4. Ağır ceza dosyasında yer ... muavin defter kayıtlarında 153.015 kodlu hesapta tekel ve gazete alışları olarak hesap adının belirtildiği, 600.015 kodlu hesap kaydında tekel ve gazete satışları olarak hesap adının belirtildiği; yukarıda ifade edildiği şekilde alacak- borç, alacak bakiyesi sonuç kısmının açık vermeyecek şekilde olduğu belirlenmiştir.
5. İlk bilirkişi tespitinde, Ağaçlı ... Şirketinde zararın 21.283,70 TL olduğu belirtilmesine karşın davacı işverence sunulan belgede Admer Akaryakıt Şirketinde oluşan açıktan bahsedildiği, Ağaçlı ... Şirketinde oluşan 1.643.00 TL'lik açığın ise fesihten önce market çalışanlarından tahsil edilerek kapatıldığı görülmektedir. Sonuç olarak işverence zararın ne olduğu, stok açığı mı, kasa açığından kaynaklı zimmet mi olduğu, nereden kaynaklandığı usulünce ispat edilememiştir. Bu durumda davacı Şirketlerin zarar taleplerinin reddine karar verilmelidir. Bu durumda Mahkemenin asıl dava ve birleşen aynı Mahkemenin 2003/1291 Esas sayılı dosyasında davanın reddine karar verilmelidir.

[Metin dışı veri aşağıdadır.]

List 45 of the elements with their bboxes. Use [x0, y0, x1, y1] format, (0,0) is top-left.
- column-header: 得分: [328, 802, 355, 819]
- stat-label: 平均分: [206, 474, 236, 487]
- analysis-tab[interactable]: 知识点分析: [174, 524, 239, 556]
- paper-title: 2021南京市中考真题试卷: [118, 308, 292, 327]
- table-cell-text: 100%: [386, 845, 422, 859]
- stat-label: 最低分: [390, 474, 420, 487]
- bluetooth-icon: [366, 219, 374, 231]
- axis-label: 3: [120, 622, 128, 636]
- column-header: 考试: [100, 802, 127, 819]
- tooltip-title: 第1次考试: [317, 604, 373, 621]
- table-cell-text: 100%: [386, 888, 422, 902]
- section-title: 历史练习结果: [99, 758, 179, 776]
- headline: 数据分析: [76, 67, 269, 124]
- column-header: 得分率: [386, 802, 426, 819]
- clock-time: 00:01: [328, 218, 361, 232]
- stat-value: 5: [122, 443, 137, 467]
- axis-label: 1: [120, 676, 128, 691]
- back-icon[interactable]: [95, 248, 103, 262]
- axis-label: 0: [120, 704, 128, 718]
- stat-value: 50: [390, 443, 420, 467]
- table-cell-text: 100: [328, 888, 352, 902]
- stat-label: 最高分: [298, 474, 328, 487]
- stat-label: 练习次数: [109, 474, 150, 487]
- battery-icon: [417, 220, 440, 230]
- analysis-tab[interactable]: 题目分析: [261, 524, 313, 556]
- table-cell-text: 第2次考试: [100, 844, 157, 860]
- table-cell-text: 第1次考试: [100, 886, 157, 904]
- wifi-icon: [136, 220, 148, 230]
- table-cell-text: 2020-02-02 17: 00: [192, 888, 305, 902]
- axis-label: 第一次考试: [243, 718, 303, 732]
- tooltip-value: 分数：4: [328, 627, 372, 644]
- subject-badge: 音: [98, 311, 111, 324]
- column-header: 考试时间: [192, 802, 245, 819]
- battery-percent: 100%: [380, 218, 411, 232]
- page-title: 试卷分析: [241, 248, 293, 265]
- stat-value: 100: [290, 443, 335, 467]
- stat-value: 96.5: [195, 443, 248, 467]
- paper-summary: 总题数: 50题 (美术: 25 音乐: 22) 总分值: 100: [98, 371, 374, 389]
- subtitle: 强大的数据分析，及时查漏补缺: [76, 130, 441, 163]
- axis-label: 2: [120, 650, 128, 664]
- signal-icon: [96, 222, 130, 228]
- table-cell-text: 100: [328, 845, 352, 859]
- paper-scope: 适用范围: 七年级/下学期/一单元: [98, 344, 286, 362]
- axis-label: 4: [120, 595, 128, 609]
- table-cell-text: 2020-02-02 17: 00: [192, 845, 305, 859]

5. Asıl davada ve birleşen ... 5. ... Mahkemesinin 2003/1291 Esas sayılı dosyasında davalı-birleşen diğer davalarda davacı olan işçiler yönünden ise işveren, fesih bildiriminde devamsızlık fesih sebebine dayandığı hâlde, işçilerin işverence işten uzaklaştırıldıkları işverenin beyanıyla da sabittir. Bu durumda işçilerin fesihlerinin haklı nedene dayandığı anlaşıldığından ... 10. ... Mahkemesinin 2003/1034 Esas sayılı ve ... 6. ... Mahkemesinin 2003/968 Esas sayılı birleşen dava dosyalarında kıdem tazminatı taleplerinin kabulüne karar verilmesi gerekirken reddi hatalı olup bozmayı gerektirmiştir.
VI. KARAR
Açıklanan sebeplerle;
Temyiz olunan Mahkeme kararının BOZULMASINA,
Peşin alınan temyiz karar harcının istek hâlinde ilgililere iadesine,
Dosyanın Mahkemesine gönderilmesine,
05.04.2023 tarihinde oy birliğiyle karar verildi.